Der Ausbau der Solarenergie in Deutschland hat sich im vergangenen Jahr verlangsamt. Die Zahl der Anlagen nahm um 17,6 Prozent im Vergleich zu 2024 zu, wie das Statistische Bundesamt am Donnerstag mitteilte. In den beiden Vorjahren hatte der Zuwachs noch bei jeweils mehr als 27 Prozent gelegen. Insgesamt waren Ende 2025 knapp 4,8 Millionen Photovoltaikanlagen auf deutschen Dächern und Grundstücken installiert, ein Höchstwert.
Die installierte Leistung wuchs um 11,8 Prozent auf 106.200 Megawatt. Erfasst werden in der Statistik alle Photovoltaikanlagen, die in die Netze der öffentlichen Versorgung einspeisen und über einen Stromzähler verfügen, der die eingespeisten Strommengen misst. Kleinere Anlagen wie Balkonkraftwerke fallen daher in der Regel nicht darunter.
Abhängigkeit von China bei Importen groß
Bei den Importen bleibt Deutschland extrem abhängig von China: 88,0 Prozent der eingeführten Photovoltaikanlagen stammten 2025 aus der Volksrepublik. Danach folgten mit großem Abstand die Niederlande (5,2 Prozent). Die Exporte gingen zu einem großen Teil in europäische Staaten. Die wichtigsten Abnehmer waren 2025 Italien (15,9 Prozent), Österreich (14,8 Prozent), und die Schweiz (7,2 Prozent).

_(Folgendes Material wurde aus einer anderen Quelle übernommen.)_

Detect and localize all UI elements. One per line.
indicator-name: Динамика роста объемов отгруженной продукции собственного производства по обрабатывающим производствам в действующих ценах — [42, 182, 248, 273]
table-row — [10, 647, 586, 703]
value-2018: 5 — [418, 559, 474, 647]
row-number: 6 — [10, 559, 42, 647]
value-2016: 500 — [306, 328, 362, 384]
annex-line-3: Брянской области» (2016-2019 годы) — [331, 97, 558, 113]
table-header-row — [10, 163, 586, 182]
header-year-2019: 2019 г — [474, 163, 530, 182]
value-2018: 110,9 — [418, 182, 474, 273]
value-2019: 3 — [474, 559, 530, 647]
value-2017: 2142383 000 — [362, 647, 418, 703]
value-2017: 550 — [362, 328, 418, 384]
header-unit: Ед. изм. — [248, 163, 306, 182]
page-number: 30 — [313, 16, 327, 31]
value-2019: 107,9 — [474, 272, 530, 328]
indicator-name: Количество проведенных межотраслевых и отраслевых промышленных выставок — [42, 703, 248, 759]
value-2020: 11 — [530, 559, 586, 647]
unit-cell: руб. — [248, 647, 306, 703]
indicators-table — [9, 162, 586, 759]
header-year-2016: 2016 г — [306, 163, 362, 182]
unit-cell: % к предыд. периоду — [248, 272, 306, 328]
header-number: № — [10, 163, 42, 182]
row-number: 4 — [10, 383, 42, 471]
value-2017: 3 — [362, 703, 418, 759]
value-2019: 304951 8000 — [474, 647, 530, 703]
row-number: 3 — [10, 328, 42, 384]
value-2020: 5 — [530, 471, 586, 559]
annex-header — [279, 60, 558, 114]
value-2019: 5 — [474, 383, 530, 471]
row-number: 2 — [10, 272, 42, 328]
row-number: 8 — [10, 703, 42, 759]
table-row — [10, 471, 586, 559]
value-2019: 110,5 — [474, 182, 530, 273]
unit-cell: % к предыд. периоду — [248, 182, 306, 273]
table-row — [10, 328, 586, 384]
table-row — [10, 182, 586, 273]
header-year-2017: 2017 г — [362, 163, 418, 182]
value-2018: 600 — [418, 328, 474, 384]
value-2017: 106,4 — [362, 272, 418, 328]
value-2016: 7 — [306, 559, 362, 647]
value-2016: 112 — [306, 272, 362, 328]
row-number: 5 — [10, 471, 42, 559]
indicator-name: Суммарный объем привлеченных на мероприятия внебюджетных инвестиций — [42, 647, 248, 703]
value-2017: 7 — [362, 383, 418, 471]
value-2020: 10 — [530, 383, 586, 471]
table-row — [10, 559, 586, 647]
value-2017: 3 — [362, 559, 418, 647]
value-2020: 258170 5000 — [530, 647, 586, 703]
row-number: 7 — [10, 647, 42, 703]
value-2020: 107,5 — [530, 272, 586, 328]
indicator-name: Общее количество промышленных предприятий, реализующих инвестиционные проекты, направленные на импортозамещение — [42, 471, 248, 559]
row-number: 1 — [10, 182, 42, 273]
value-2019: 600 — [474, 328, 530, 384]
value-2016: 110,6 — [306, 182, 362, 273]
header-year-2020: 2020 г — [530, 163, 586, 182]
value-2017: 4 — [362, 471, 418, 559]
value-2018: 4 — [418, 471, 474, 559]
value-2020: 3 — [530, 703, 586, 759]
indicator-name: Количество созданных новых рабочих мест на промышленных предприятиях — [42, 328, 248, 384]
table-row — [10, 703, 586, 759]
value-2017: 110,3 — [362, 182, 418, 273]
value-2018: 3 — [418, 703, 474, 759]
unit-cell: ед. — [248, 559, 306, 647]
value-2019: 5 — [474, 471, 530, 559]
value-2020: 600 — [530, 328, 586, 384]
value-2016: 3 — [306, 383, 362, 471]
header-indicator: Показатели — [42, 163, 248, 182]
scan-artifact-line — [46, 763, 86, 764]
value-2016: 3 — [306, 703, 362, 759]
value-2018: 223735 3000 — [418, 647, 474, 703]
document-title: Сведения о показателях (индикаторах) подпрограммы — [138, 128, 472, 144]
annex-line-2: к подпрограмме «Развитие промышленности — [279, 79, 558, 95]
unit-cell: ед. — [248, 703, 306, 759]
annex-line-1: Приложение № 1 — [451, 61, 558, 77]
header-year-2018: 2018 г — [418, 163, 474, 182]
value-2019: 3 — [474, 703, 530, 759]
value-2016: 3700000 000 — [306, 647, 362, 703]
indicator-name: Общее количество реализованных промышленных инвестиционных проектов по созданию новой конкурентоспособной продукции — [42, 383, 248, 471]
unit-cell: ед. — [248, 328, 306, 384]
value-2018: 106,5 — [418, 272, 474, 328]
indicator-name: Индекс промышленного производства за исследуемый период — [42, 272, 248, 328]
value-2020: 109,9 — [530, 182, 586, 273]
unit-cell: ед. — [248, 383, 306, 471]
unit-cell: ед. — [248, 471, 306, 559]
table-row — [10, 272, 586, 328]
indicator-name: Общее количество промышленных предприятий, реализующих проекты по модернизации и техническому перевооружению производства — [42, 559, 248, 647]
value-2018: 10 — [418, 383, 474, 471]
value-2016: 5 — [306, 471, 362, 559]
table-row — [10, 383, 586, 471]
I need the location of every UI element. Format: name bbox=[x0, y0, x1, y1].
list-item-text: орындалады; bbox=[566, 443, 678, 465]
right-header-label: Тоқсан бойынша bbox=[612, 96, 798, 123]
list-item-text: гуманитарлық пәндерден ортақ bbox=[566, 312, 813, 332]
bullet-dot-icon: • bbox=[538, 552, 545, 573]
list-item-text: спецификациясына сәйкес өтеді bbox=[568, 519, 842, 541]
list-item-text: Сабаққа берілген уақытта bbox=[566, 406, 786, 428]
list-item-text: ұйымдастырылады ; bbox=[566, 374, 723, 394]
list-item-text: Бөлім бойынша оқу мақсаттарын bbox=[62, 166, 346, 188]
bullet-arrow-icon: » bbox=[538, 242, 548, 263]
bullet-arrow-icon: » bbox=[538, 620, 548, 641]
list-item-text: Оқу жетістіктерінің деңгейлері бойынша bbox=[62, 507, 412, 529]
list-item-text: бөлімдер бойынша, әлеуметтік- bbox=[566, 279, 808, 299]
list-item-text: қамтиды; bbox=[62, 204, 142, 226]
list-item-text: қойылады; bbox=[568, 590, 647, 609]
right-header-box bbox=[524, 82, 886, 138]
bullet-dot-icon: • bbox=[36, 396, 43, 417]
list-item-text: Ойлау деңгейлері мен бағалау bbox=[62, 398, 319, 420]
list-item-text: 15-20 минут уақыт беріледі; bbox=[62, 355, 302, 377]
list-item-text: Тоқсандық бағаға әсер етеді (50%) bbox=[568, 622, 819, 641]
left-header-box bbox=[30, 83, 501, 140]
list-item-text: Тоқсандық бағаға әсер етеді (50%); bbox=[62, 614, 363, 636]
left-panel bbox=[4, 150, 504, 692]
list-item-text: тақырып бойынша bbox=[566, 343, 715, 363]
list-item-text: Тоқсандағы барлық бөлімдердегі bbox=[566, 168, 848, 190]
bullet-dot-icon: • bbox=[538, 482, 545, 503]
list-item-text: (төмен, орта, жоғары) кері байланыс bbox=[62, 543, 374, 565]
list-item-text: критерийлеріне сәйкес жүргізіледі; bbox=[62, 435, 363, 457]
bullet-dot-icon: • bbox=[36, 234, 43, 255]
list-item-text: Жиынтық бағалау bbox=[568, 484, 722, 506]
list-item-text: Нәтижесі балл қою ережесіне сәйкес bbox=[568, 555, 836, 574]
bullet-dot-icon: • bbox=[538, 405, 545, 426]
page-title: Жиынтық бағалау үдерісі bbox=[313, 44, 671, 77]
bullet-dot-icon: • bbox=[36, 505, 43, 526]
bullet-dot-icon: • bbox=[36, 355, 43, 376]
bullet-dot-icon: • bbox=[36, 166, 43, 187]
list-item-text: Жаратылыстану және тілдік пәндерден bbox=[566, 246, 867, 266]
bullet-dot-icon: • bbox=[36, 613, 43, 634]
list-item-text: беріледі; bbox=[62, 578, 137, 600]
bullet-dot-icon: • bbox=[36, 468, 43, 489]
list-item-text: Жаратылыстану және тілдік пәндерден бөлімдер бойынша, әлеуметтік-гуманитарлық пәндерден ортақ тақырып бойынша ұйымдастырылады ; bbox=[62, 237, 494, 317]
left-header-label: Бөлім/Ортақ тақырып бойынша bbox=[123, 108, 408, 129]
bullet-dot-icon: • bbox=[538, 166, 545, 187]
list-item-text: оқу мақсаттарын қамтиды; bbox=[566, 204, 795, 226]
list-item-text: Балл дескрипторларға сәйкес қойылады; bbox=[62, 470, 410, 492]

Die Produktion von Solarmodulen für Photovoltaikanlagen ist in Deutschland in den ersten drei Quartalen 2025 deutlich gesunken: Die Anzahl der produzierten Solarmodule brach um 60,6 Prozent auf 509.200 Stück ein. Damit setzte sich der Abwärtstrend fort: 2024 hatte sich die Produktion mehr als halbiert auf gut 1,5 Millionen.